El crecimiento económico, la competitividad y el desarrollo dependen de la capacidad de convertir ideas en activos que respondan a los retos sociales mediante invenciones con éxito comercial. Sin embargo, en México existe una desconexión crítica: la mayoría de los desarrollos tecnológicos universitarios se diseñan desde cero y se evalúan de forma aislada por su rendimiento individual, sin considerar las trayectorias de evolución, los contextos regulatorios ni las arquitecturas industriales existentes en las que deben insertarse. No basta con su originalidad ni con haber superado el proceso de patentamiento; es indispensable que su funcionalidad responda a retos industriales concretos.
La soledad del gadget. Una aberración funcional en el sistema de innovación
Esta falta de visión sistémica es especialmente problemática para tecnologías radicales o disruptivas que, aunque ofrecen beneficios globales, pueden mostrar un rendimiento inferior al ser analizadas de forma independiente. El desarrollo de invenciones es un "camino largo" sin estándares fijos, donde el tiempo de maduración varía drásticamente según la tecnología.
Lee más
Carecer de un enfoque de mercado y de integración sistémica condena a las invenciones —por sólidas que sean técnica o jurídicamente— a la falta de impacto y a la incapacidad de generar ventaja competitiva. El mayor riesgo es caer en el "ciclo negativo" del Technology Readiness Level (TRL), en el que las tecnologías validadas en laboratorio (TRL 4) fracasan al probarse en entornos relevantes (TRL 5). Este estancamiento incrementa el riesgo tecnológico, bloquea el financiamiento por incumplimiento de hitos y obliga a retrocesos costosos derivados de la sobreestimación de la madurez, lo que dificulta de forma permanente el paso de prototipos a la producción piloto.
La solución radica en transitar de la simple transferencia a la cocreación universidad-empresa, donde el conocimiento se genere conjuntamente mediante laboratorios compartidos y plataformas colaborativas. Es indispensable que las universidades trabajen con el sector productivo desde las etapas tempranas del diseño experimental para evaluar el impacto de las tecnologías en las rutas de innovación.
Este enfoque permite ponderar las necesidades de los stakeholders antes del diseño y establecer escenarios alternativos —como la optimización del rendimiento frente a un bajo costo de reparación—, asegurando que la funcionalidad se integre de forma efectiva en estructuras industriales concretas. Bajo esta perspectiva, universidades y empresas invierten conjuntamente en tecnologías que generen valor a largo plazo mediante eficiencias operativas y ventajas competitivas basadas en evidencia medible y relevancia funcional. Esto implica estimar no solo el beneficio, sino también la “invasividad” —el grado en que la tecnología altera el sistema original— y el riesgo asociado.
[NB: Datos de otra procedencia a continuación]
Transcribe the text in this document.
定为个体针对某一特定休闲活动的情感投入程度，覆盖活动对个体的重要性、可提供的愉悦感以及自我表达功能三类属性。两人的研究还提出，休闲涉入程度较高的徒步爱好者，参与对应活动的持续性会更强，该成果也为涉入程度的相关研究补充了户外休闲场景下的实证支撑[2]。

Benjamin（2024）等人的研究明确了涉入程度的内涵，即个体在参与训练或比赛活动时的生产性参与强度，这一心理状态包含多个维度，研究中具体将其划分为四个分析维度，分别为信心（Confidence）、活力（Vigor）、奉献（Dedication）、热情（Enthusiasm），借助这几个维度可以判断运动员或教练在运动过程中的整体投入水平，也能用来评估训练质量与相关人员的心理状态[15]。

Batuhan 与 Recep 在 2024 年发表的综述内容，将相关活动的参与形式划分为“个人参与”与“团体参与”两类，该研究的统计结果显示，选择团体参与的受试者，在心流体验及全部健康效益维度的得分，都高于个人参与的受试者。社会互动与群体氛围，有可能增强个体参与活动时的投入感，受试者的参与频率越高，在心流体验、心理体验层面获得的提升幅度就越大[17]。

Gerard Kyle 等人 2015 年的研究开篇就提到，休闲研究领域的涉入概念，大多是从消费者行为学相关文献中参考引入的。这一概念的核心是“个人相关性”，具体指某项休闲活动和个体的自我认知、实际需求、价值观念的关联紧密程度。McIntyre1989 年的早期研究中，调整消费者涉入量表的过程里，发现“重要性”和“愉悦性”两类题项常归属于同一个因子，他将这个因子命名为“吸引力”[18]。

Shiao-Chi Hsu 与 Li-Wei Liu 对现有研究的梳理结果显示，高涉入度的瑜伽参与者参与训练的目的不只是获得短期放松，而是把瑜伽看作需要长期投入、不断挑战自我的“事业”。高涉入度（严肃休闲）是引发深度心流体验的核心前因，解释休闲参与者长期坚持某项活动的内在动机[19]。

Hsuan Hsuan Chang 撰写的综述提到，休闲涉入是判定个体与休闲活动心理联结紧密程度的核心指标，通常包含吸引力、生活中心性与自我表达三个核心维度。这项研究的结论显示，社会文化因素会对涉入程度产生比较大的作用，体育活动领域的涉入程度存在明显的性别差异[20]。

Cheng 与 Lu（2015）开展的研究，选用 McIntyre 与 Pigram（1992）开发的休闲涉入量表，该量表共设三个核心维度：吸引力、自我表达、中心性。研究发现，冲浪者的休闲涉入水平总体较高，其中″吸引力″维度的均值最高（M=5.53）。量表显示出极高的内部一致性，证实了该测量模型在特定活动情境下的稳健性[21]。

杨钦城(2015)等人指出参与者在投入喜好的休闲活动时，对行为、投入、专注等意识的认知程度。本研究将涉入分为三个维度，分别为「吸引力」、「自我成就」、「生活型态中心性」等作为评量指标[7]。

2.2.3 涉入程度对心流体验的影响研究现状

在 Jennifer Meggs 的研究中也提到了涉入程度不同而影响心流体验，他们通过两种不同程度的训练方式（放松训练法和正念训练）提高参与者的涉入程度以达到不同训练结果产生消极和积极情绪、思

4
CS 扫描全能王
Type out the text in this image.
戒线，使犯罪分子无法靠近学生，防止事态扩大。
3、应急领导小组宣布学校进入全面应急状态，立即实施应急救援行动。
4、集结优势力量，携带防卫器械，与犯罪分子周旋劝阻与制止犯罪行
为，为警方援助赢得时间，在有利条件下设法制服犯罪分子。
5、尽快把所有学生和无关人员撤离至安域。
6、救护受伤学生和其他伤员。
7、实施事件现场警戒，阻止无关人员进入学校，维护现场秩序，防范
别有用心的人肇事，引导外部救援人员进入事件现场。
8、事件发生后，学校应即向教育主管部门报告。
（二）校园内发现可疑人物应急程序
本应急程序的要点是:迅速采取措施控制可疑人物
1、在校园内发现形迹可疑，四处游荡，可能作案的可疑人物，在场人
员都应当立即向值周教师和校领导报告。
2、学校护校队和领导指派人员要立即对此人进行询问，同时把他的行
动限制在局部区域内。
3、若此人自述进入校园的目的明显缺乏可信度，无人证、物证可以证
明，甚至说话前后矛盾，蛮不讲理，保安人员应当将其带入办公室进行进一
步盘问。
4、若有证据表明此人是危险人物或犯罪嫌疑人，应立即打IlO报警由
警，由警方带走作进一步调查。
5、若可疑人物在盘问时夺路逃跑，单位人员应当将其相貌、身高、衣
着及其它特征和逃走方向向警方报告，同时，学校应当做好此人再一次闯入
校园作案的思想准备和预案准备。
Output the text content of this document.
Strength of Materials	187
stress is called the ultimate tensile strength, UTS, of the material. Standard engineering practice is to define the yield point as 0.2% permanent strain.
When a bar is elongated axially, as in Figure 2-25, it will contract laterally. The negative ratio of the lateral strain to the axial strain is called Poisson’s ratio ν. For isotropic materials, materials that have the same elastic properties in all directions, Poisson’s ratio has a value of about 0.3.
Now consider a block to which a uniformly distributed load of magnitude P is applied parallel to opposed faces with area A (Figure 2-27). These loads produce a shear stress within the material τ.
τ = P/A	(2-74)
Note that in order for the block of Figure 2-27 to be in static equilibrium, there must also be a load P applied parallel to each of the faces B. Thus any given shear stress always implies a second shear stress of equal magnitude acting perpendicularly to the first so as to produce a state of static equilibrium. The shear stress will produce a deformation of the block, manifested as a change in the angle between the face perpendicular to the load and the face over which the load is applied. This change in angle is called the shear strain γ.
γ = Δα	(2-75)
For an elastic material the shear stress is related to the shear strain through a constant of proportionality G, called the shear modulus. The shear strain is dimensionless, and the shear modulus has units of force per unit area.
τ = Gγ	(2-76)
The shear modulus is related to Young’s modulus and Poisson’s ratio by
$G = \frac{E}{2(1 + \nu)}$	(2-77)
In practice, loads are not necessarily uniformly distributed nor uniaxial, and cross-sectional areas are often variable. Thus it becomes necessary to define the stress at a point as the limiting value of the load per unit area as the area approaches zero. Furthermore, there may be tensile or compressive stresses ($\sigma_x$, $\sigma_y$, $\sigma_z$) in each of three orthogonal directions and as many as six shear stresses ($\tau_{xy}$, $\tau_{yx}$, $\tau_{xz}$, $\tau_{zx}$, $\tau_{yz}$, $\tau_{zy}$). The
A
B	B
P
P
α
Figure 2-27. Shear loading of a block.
Una primera aproximación para avanzar en la cocreación es realizar:
A) una evaluación técnica que analice el impacto físico y estructural mediante un mapeo de las conexiones entre los componentes del sistema actual y los cambios necesarios para incorporar la nueva tecnología;
B) una medición del esfuerzo de adopción, evaluando la “invasividad” a partir del porcentaje de cambios requeridos en el sistema;
C) una evaluación del valor del producto, estimando cómo la nueva tecnología mejora su valor para los clientes con base en atributos funcionales; y
D) un análisis del impacto en los ingresos y los costos, considerando los cambios en la cuota de mercado y en los costos de producción y de servicio.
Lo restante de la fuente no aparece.